I'm posting my Xorg.0.log:
http://pastebin.com/7bG08mPb

Here is my glxinfo output:
http://pastebin.com/vaYFPUMC

And here is my xorg.conf output:
http://pastebin.com/wcvyHdB2

What can I do to fix this problem?
Thanks in advance.


----------



## adamk (Dec 31, 2011)

First, your GPU will likely never work as well on FreeBSD as it does on Fedora.  The classic Mesa driver you have to use is not as capable as the newer gallium Mesa driver available on Linux.

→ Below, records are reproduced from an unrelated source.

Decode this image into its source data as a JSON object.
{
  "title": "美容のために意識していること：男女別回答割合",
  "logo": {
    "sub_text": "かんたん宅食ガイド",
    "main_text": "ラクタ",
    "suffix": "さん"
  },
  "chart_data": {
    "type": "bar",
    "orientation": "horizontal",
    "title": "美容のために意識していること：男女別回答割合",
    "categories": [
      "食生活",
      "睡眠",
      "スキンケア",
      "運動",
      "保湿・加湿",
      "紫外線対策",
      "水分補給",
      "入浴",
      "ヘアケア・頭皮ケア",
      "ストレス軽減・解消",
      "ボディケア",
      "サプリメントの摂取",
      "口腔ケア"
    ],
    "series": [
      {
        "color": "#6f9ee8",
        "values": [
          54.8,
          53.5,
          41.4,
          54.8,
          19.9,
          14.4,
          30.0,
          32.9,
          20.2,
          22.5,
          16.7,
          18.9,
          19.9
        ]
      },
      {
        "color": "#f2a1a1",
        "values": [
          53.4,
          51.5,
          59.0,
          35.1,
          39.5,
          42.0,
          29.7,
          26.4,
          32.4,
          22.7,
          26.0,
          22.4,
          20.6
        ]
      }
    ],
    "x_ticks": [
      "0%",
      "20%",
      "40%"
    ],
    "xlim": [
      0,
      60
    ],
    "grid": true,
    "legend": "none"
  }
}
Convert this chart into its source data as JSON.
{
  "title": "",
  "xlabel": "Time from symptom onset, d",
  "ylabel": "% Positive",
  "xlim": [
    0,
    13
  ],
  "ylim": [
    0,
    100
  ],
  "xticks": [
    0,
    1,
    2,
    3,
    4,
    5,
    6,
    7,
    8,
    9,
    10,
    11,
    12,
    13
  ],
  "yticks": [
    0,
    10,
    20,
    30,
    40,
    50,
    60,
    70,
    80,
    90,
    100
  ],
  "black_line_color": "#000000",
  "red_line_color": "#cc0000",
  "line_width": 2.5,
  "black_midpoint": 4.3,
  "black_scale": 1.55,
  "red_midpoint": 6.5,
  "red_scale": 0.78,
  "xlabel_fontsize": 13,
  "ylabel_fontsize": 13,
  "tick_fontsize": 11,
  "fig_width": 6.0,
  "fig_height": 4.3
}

However, 3D acceleration is available for your GPU (via the r600 driver, which covers r600 and higher GPUs) if you rebuild graphics/libdrm, graphics/libGL and graphics/dri after setting WITHOUT_NOUVEAU in /etc/make.conf.

Adam


----------



## mylux (Dec 31, 2011)

Hello adamk,

First of all, thanks for the reply. When you say rebuild these softwares are you saying to reinstall these from ports? I use portupgrade/portinstall to install/upgrade software. can I use it normally to do the job?

Thanks.


----------



## adamk (Dec 31, 2011)

Yes and yes.


----------



## mylux (Jan 3, 2012)

Dear adamk, thanks for the help. I did what you said and the values in glxgears increased a lot! Now I get ~1700 FPS and the game I tried to run (Assault Cube) is running better, but it is still laging significantly. Is there a way to get more performance or is it all we can do?

Thanks again.


----------



## adamk (Jan 3, 2012)

You could build a newer version of the driver from source but, honestly, I would not expect to see a significant boost in 3D performance.

Adam


----------



## mylux (Jan 3, 2012)

Yeah. And is kind of hard to do it. You get many errors and it can take days to solve them to be possible to rebuild the driver. I will be aware at the ports tree and upgrade my driver, the DRI, LibGL and libDRM when possible.

Thanks, for now the problem is solved!


----------